Die Gräfin stoppte ihren Marsch und drehte sich um. »Übermüdet sind nur Menschen, die keine Ziele im Leben haben.«
»Die hat aber wirklich ausgezeichnete Ohren für ihr Alter«, flüsterte Erika. Sie neigte sich beim Sprechen seitlich zu Sophie herunter, die einen guten Kopf kleiner war.
»Aber hat sie eben tatsächlich gemeint, dass ich keine Ziele im Leben habe?«, flüsterte Sophie empört zurück und musste ein Gähnen unterdrücken.
Die Gräfin warf ihr einen tadelnden Blick zu, ob wegen des Flüsterns oder des Gähnens, war Sophie nicht klar. Sie versuchte dennoch pro forma, die hölzernen Ungetüme schneller zu bewegen.
Erika fluchte leise, als ihr eine Keule aus den Fingern glitt und beinah auf den Fuß fiel.
Die Gräfin, auf ihren Stock gelehnt, schenkte ihr einen strafenden Blick.
»Hoppla.« Erika hatte ihre herabgefallene Keule aufgehoben und dabei ihren Rock mit in die Höhe gezogen, sodass man ihre Hosen bis zu den Knien sehen konnte.
»Erbärmlich«, urteilte die Herzogin knapp und nahm ihre Wanderung wieder auf.
Sophie nieste zwei Mal hintereinander, ließ die Keulen erleichtert aufs Gras sinken und tastete in ihrem Ärmelaufschlag nach ihrem Taschentuch.

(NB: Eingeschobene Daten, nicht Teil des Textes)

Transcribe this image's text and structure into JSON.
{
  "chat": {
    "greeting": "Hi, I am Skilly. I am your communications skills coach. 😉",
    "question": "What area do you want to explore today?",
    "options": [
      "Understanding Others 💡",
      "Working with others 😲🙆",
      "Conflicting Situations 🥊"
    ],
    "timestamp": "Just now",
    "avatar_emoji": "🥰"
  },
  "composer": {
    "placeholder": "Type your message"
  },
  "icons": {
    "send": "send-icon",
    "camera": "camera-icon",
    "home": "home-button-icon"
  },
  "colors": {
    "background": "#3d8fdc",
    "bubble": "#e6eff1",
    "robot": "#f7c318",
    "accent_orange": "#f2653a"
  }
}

»Was ist, Hoheit?« Die Gräfin unterbrach ihre Wanderung und bohrte ein weiteres tiefes Loch in den feuchten Rasen, das die Gärtner um den Verstand bringen würde. »Wir sind nicht fertig. Noch zehn Wiederholungen.«
»Verzeiht mir. Die Rosen.« Sophie zog ihr Taschentuch aus ihrem Ärmel.
»Was ist mit ihnen?« Die Gräfin warf einen flüchtigen Blick auf das nächstgelegene Blumenbeet.
»Sie bringen mich zum Niesen, Gräfin.« Sophie putzte sich die Nase.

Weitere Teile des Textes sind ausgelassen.